The two questions always arrive together, socialisation and the real world, as if they’re two separate concerns. They’re not. They’re the same concern, asked twice, and the concern is really: how will he learn to comply.
What Holt saw from inside the room
John Holt taught for years before he became known as the father of unschooling, and what changed him was actually take time watching. He noticed that children walk into a classroom already curious, already wanting to make sense of things, and that fear, not laziness, was usually what was actually running the room. Children learn to control that fear the way soldiers learn to control theirs, he wrote, adjusting to it, living inside it, and the adjustment is almost never good for them.
Sitting in rows and waiting to be called on is not a neutral, universal social skill that happens to be taught in schools. It’s a specific adaptation to a specific kind of institution, and Holt spent a career arguing that we’ve confused adapting to school with being prepared for life. He didn’t think the home should try to replicate what school does. He thought the value of the home was that it wasn’t a school at all.
What the real world actually rewards
If the real world ran on the ability to sit still, wait for permission, and perform interest you don’t feel, then the adults who’d done twelve straight years of that training would be the ones thriving in it.
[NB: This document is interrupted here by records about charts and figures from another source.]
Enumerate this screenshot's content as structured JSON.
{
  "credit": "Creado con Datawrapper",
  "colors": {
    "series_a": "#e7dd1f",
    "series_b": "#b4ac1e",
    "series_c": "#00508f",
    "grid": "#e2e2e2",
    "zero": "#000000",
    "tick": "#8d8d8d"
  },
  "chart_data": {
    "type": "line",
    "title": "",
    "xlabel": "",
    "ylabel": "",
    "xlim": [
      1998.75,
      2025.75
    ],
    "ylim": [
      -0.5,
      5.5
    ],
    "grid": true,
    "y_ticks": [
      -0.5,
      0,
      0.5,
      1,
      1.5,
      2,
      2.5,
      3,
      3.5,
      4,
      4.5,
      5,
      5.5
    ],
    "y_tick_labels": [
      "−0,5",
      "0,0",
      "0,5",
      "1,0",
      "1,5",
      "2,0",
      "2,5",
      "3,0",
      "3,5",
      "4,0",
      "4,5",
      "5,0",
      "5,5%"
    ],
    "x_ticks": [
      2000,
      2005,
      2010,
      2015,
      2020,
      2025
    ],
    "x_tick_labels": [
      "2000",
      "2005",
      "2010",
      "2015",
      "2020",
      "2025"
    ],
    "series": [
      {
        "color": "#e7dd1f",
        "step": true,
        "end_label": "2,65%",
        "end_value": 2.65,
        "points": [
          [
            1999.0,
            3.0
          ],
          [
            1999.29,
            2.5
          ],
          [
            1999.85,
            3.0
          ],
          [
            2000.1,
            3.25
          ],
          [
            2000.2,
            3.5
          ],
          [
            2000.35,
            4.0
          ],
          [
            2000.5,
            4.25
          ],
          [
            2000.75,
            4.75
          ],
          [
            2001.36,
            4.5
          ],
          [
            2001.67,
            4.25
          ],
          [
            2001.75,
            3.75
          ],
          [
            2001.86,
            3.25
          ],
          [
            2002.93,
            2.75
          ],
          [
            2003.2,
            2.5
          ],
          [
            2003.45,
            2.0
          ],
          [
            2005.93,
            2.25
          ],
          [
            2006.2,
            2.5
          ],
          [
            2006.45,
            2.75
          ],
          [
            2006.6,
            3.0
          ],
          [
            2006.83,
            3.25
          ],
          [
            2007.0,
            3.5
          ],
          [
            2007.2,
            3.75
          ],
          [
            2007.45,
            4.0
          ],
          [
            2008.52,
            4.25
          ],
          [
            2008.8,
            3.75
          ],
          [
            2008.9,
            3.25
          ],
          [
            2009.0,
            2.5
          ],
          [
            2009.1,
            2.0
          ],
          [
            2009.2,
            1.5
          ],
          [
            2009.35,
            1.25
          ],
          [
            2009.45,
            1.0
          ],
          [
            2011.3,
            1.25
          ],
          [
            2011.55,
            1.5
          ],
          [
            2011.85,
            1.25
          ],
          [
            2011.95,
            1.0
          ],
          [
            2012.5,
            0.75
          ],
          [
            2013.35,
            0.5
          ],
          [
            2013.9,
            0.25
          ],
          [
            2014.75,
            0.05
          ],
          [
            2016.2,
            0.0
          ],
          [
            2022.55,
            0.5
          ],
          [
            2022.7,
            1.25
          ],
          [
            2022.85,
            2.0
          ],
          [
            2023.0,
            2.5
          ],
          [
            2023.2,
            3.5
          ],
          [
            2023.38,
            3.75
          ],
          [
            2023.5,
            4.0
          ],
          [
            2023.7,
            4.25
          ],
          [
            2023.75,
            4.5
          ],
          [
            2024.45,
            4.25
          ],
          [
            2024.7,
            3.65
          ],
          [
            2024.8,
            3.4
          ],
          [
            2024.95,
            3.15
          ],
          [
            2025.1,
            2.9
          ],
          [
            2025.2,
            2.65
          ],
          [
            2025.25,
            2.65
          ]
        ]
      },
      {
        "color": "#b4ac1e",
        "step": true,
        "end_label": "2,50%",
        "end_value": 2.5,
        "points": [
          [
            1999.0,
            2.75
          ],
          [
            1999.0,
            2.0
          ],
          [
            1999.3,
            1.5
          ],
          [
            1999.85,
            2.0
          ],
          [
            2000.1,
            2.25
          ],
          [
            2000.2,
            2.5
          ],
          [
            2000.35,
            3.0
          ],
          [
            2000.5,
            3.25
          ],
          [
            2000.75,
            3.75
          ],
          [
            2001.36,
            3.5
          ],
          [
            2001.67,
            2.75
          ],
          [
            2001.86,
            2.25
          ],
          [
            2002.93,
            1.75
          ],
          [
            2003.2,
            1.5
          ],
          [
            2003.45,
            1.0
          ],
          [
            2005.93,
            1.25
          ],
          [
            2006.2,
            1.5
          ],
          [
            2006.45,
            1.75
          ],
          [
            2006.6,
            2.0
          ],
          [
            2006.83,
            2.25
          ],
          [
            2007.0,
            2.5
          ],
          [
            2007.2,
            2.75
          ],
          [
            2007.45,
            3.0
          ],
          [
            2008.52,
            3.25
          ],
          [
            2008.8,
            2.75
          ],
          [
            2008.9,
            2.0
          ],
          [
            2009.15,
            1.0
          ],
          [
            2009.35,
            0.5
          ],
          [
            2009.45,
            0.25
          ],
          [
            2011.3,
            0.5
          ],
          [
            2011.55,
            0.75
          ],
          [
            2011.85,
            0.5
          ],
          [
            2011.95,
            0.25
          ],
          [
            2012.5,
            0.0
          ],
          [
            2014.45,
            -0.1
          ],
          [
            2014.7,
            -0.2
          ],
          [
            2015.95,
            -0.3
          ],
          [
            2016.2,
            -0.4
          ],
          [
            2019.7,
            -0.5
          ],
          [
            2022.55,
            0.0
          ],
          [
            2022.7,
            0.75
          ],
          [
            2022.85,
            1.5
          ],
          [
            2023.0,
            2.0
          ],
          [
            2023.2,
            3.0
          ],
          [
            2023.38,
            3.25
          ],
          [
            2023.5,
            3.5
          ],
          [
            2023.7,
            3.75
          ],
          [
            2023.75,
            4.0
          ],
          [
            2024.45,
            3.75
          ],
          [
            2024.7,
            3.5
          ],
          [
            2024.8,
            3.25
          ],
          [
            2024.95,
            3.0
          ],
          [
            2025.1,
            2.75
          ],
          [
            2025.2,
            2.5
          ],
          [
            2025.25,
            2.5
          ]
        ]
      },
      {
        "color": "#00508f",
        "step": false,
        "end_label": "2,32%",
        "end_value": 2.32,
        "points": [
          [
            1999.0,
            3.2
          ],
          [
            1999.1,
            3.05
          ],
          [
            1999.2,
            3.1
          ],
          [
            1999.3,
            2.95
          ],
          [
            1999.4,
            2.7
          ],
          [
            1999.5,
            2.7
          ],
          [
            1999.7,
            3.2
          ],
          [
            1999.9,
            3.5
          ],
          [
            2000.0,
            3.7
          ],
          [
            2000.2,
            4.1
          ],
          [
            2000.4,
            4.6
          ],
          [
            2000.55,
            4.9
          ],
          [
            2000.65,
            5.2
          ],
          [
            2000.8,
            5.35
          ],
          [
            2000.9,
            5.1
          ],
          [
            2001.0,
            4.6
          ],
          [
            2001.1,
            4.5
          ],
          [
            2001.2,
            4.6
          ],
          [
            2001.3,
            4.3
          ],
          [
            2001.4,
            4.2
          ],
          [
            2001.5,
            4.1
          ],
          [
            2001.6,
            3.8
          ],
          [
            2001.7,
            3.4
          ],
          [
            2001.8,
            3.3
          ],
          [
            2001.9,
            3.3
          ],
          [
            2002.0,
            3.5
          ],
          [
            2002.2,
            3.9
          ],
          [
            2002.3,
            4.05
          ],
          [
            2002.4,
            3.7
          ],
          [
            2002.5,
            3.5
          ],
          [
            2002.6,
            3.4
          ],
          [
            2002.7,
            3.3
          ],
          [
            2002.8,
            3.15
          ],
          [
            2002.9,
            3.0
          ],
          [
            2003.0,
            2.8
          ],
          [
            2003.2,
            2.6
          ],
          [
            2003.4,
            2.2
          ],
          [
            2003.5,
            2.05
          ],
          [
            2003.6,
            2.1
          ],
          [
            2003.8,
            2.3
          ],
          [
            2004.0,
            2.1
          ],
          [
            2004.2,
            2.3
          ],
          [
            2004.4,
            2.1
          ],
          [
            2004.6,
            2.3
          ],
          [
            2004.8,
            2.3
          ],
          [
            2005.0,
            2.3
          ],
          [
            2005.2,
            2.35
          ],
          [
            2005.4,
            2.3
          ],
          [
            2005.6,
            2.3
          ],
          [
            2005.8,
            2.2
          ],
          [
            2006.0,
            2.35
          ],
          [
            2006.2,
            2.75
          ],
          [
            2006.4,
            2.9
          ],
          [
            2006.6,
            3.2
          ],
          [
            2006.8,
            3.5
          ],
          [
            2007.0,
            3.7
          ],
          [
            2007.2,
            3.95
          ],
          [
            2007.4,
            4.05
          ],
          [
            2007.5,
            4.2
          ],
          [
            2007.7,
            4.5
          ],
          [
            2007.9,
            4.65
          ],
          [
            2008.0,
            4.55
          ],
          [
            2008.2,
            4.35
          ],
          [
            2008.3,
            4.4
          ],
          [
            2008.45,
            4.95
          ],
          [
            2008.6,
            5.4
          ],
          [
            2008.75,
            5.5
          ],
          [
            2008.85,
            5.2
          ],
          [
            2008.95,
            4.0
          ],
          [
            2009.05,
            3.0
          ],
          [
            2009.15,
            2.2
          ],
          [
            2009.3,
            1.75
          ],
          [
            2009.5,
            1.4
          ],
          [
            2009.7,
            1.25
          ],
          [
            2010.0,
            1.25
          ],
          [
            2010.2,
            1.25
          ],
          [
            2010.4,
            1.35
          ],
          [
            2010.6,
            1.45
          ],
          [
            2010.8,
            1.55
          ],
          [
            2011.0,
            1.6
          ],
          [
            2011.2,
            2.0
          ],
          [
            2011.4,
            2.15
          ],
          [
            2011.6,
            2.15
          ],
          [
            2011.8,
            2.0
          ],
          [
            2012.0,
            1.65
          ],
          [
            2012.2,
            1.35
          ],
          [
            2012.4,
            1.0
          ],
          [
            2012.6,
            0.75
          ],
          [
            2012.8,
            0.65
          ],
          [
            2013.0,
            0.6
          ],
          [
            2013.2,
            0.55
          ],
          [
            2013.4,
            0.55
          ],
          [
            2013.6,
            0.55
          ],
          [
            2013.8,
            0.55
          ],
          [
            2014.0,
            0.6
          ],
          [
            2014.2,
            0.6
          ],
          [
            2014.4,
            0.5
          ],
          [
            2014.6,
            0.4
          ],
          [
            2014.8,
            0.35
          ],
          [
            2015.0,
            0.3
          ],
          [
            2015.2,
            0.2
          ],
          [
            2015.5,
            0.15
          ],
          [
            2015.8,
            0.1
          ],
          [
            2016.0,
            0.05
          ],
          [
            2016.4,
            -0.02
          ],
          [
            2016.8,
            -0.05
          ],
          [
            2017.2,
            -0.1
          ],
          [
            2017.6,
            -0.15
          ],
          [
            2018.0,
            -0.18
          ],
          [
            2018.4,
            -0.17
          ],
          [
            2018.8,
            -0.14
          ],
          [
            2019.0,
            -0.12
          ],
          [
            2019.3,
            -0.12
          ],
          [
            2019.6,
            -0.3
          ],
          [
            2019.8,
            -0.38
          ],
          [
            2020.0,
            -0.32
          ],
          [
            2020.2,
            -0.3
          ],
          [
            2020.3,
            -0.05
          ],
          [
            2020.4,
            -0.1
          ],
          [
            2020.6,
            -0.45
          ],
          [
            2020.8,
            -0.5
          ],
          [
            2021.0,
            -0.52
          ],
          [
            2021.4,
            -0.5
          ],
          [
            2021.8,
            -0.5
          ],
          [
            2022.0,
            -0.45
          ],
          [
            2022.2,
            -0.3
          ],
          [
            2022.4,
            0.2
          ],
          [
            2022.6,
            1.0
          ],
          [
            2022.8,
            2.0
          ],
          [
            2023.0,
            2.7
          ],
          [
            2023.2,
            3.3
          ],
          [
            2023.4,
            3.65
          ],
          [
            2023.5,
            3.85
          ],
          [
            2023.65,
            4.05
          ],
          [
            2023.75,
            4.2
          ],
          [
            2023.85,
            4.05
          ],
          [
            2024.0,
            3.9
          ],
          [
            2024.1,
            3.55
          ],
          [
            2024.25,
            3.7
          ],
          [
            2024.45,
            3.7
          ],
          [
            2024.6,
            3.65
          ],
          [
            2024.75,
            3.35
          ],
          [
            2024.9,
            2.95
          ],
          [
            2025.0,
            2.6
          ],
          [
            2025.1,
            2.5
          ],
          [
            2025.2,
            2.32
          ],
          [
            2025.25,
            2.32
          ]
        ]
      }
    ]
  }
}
Instead the picture I keep seeing is exhaustion and disconnection and a slow countdown to the weekend that starts the moment the weekend ends.
I’m not claiming my son will float above every hard or boring obligation life will ever hand him. Holt was clear that unschooled children still meet real difficulty, still have to work through things they didn’t choose and can’t escape, the same as anyone. What he drew the line at was the difference between struggling with something because you’re reaching for a goal that’s actually yours, and merely submitting to force because someone somehow bigger told you to. One of those builds something in a person. The other, he thought, mostly destroys it.
So when I’m asked how he’ll cope in the real world, or whether he’s being properly socialised, I’ve stopped hearing two different worries. I hear only: will he know how to comply. And I’ve decided that’s not actually the question I’m trying to answer for him.
The tower that was never going to stand
There’s an old story about people who all spoke the same language and decided to build a tower tall enough to reach the Heavens. An impossible task from the first brick.
No amount of shared language or shared effort was going to close that distance, because the distance was never the kind that bricks could close.
The real world they keep warning me about is presented as something solid, something with a top, something you build toward for twelve years and then simply arrive at. But I look at the people who finished building it, who spoke the one approved language fluently and laid every brick they were told to, and what I see is exhaustion and disconnection, not a tower standing tall and beautiful against the sky. The thing they were promised at the top was never actually up there. It was never going to hold anyone once they reached it, because it was built on a premise that couldn’t bear the weight in the first place. I’m basically not helping build toward that. Not because I’m scattering my son as some act of defiance, but because I don’t think the tower was ever going to stand, and I’d rather he find out what’s actually solid ground before he spends years climbing toward something that was never going to hold him. If that means enormous gaps where the tower would have stood, so be it. I watched the thing being built long enough to know how it ends.